My ex wife was often told to get out of the womens’ restrooms. She usually wore suits and ties and button-down shirts and mens’ shoes. She had a dapper pompadour haircut. But she still obviously had breasts and a womanly figure and an extremely feminine voice. And yet people would argue with her about her gender.
I have been told that, because I am a woman, I must pay for a woman’s haircut (often twice the price) even though I was getting a fauxhawk…very much a man’s cut, man’s length, etc. Simply because I posses breasts and a vagina, my haircut was inherently worth much more.
This world still can’t wrap its head around the gender spectrum.
From the moment we are born, it’s pink or blue. It’s headbands or dinosaurs. It’s offensive if we misgender the baby, so we must do everything within our power to make it so explicitly clear What The Baby Is. When going to baby showers, even if the sex of the baby is known, I don’t let that color my decisions. Sure, your baby is a girl, but I think this monster onesie is awesome. I bought a red onesie with a Scottie dog on it for my friend’s daughter, and my mom asked me “Oh, so she’s having a boy?”
How is a red onesie with a Scottie dog “Boy?”
Are dogs somehow more masculine than feminine? Is red a boy’s color? But pink is a girl’s? But blue is a boy’s. But purple is a girl’s. What about yellow and green? Those are the colors for when you don’t know. Yellow and green are genderfluid? Is orange vaguely masculine because it’s a combination of the genderfluid yellow and the masculine red?

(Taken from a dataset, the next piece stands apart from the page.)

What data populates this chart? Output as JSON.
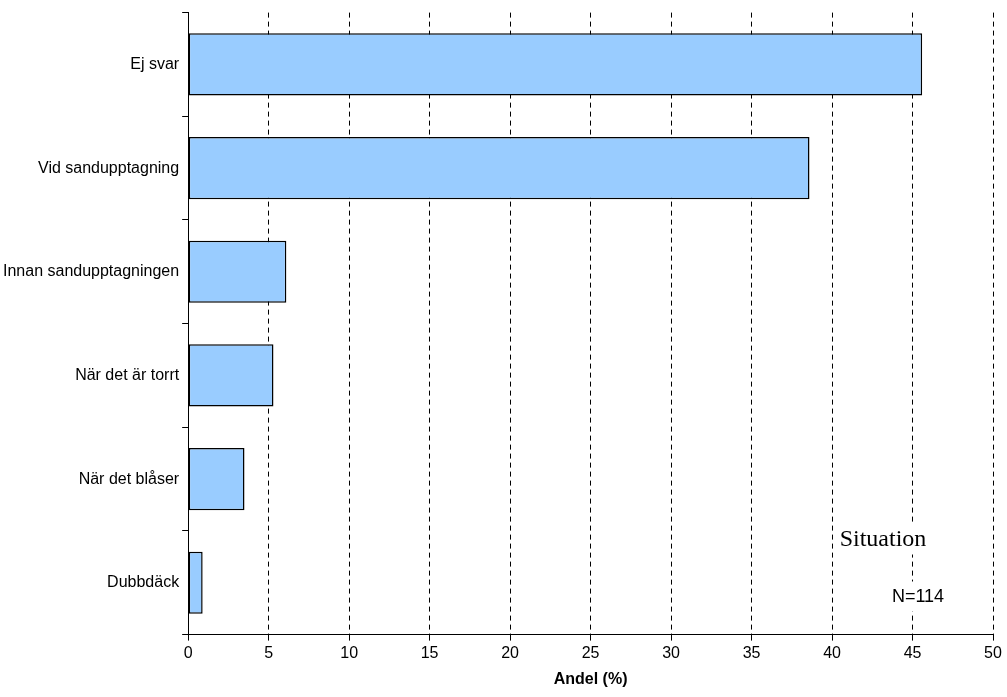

WHY ARE WE GENDERING COLORS?!
I believe that peoples’ genders are like colors, in that colors are a spectrum. They are not simply black or white. They are all sorts of shades, all sorts of tints, all sorts of intensities and vibrancies.
I know people who have tried to live their life as genderqueer, using “they” and “them” pronouns, but have ultimately decided that it was easier to just choose the gender with which they more fully aligned. The world isn’t built to “handle” people like them quite yet.

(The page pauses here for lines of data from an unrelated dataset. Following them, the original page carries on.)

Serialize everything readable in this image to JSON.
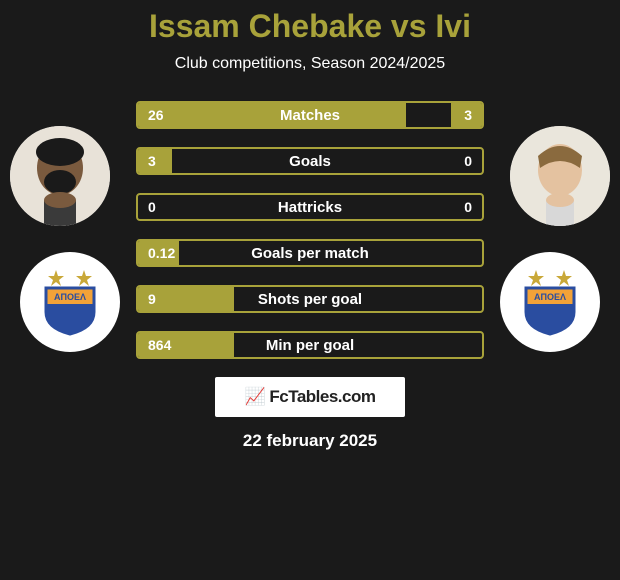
{
  "header": {
    "title": "Issam Chebake vs Ivi",
    "subtitle": "Club competitions, Season 2024/2025",
    "title_color": "#a8a23a",
    "subtitle_color": "#ffffff"
  },
  "players": {
    "left": {
      "name": "Issam Chebake"
    },
    "right": {
      "name": "Ivi"
    }
  },
  "clubs": {
    "left": {
      "name": "APOEL",
      "badge_primary": "#f2a238",
      "badge_secondary": "#2a4da0"
    },
    "right": {
      "name": "APOEL",
      "badge_primary": "#f2a238",
      "badge_secondary": "#2a4da0"
    }
  },
  "stats": {
    "type": "comparison-bar",
    "bar_border_color": "#a8a23a",
    "bar_fill_color": "#a8a23a",
    "background_color": "#1a1a1a",
    "text_color": "#ffffff",
    "rows": [
      {
        "label": "Matches",
        "left_value": "26",
        "right_value": "3",
        "left_pct": 78,
        "right_pct": 9
      },
      {
        "label": "Goals",
        "left_value": "3",
        "right_value": "0",
        "left_pct": 10,
        "right_pct": 0
      },
      {
        "label": "Hattricks",
        "left_value": "0",
        "right_value": "0",
        "left_pct": 0,
        "right_pct": 0
      },
      {
        "label": "Goals per match",
        "left_value": "0.12",
        "right_value": "",
        "left_pct": 12,
        "right_pct": 0
      },
      {
        "label": "Shots per goal",
        "left_value": "9",
        "right_value": "",
        "left_pct": 28,
        "right_pct": 0
      },
      {
        "label": "Min per goal",
        "left_value": "864",
        "right_value": "",
        "left_pct": 28,
        "right_pct": 0
      }
    ]
  },
  "branding": {
    "text": "FcTables.com"
  },
  "date": {
    "text": "22 february 2025"
  }
}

It is so important for people to know what they’re looking at. If they can’t discern a gender, it’s a huge deal for them. Like the gender of a person is the ultimate, defining factor, and without one, one ceases to exist.
I hear children whisper to their parents “Is that a boy or a girl?” about me pretty much weekly. And sometimes the parents are super embarrassed. And sometimes they whisper “I don’t know.”
And I just want to ask them “Does it really matter?”
I was talking with someone recently who was explaining their gender identity.
“You know that meme “None Pizza with Left Beef?”
I had no idea what they were talking about. They showed me this:
“This is me. Except I’m “None Gender, Left Girl.””
This was the most perfect visual representation of the gender spectrum I had ever seen. They were genderless, just a blank pizza of a person, with a random sprinkle of “girl.”
My pizza changes from time to time. Sometimes I’m 55% “beef” and sometimes I’m 90%. That is to say, my gender is extremely fluid. I’d say that I usually oscillate between 55% to 90% female. I’ve rarely felt myself tip over into masculine-of-center territory. But, like I said, it ebbs and flows.
Right now I’m in a very feminine phase. I’m wearing makeup and wearing more “feminine” clothes, and I’m feeling that lady-swagger. And I’m really interested in dating guys again, not that that has anything to do with my gender expression. It is so important to remember that gender identity has nothing to do with sexual orientation.
I don’t know if my gender really is seasonal…that seems too straightforward. Sure, my choice of clothes I find most comfortable dictate my gender expression a bit, but I can feel feminine in a hoodie or masculine in a dress.
You know what? I don’t have to figure it out. Gender doesn’t need to be figured out. It can just be.
But this world isn’t built for people like us yet. We’re just waiting for it to catch up.